Of God and His Creatures

This argument for the infinity seems to make against the personality of God. "An actuality that is in none," it will be said, is no one's actuality. If personality is some sort of limitation, how can the infinite be other than the impersonal? This ground is beset with formidable difficulties. See General Metaphysics, Stonyhurst Series, p. 282. Such reply as I can make is the following: I would rather call personality an exclusiveness than a limitation. Then I might observe that the three Persons of the Blessed Trinity, while having one and the same nature in common, are mutually exclusive of one another as Persons. But as this mystery lies beyond the ken of philosophy, I prefer to reply that the actuality of God is exclusive of absolutely everything that comes within our direct cognition: it is exclusive of the entire universe. So St Thomas, though not so the pantheistic school, who make their Absolute formally inclusive of all. Here surely is a great difference. God then, according to St Thomas, is not infinite in the sense of formally containing within His own being, as part of Himself, the being of this world.

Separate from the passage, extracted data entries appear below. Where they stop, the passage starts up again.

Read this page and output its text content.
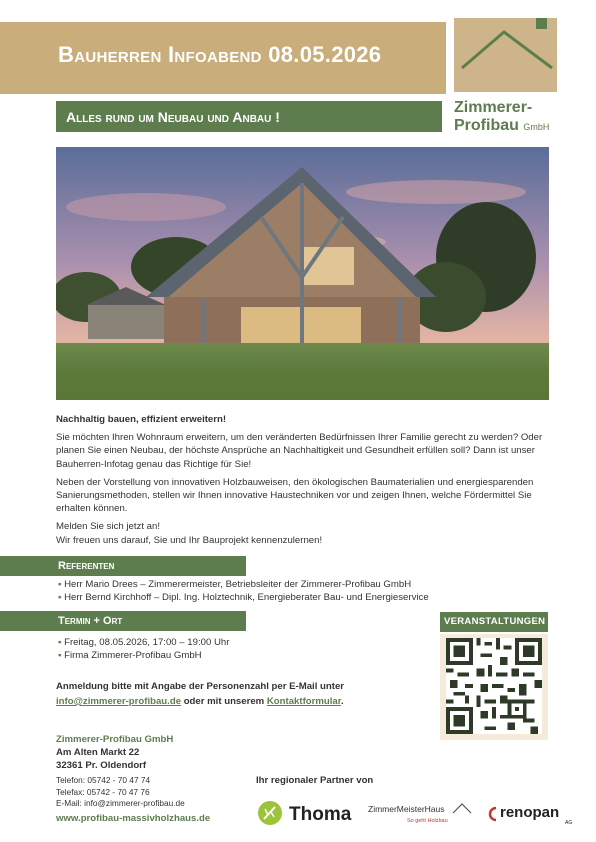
Bauherren Infoabend 08.05.2026
Zimmerer-
Profibau GmbH
Alles rund um Neubau und Anbau !

Nachhaltig bauen, effizient erweitern!

Sie möchten Ihren Wohnraum erweitern, um den veränderten Bedürfnissen Ihrer Familie gerecht zu werden? Oder planen Sie einen Neubau, der höchste Ansprüche an Nachhaltigkeit und Gesundheit erfüllen soll? Dann ist unser Bauherren-Infotag genau das Richtige für Sie!

Neben der Vorstellung von innovativen Holzbauweisen, den ökologischen Baumaterialien und energiesparenden Sanierungsmethoden, stellen wir Ihnen innovative Haustechniken vor und zeigen Ihnen, welche Fördermittel Sie erhalten können.

Melden Sie sich jetzt an!
Wir freuen uns darauf, Sie und Ihr Bauprojekt kennenzulernen!

Referenten
▪ Herr Mario Drees – Zimmerermeister, Betriebsleiter der Zimmerer-Profibau GmbH
▪ Herr Bernd Kirchhoff – Dipl. Ing. Holztechnik, Energieberater Bau- und Energieservice
Termin + Ort
▪ Freitag, 08.05.2026, 17:00 – 19:00 Uhr
▪ Firma Zimmerer-Profibau GmbH
VERANSTALTUNGEN
Anmeldung bitte mit Angabe der Personenzahl per E-Mail unter
info@zimmerer-profibau.de oder mit unserem Kontaktformular.
Zimmerer-Profibau GmbH
Am Alten Markt 22
32361 Pr. Oldendorf
Telefon: 05742 - 70 47 74
Telefax: 05742 - 70 47 76
E-Mail: info@zimmerer-profibau.de
www.profibau-massivholzhaus.de
Ihr regionaler Partner von
Thoma ZimmerMeisterHaus
So geht Holzbau	renopan
AG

He is distinct with a real, physical distinction from the universe which He has created. He is infinite, not as being identified with the universe, but as being infinitely above it: and better than it, so far above it and so far better than it that the universe, as compared with His being, has in that comparison no being and no goodness at all. See last note in Chapter XVI. True, His actuality is "in none," but that is because it is complete and perfect in itself, individualised in itself, filling up the measure of divinity and identified with it, so that there can be no second God, and none could possibly be God but He who is God. Thus God can be called by no proper name, as Michael or John, applied to angel and to man, to distinguish one individual from his compeers. Is not this completeness and exclusiveness to be called personality? Personality, a distinguishing perfection of the highest of creatures, cannot well be denied to the most perfect of beings, their Creator.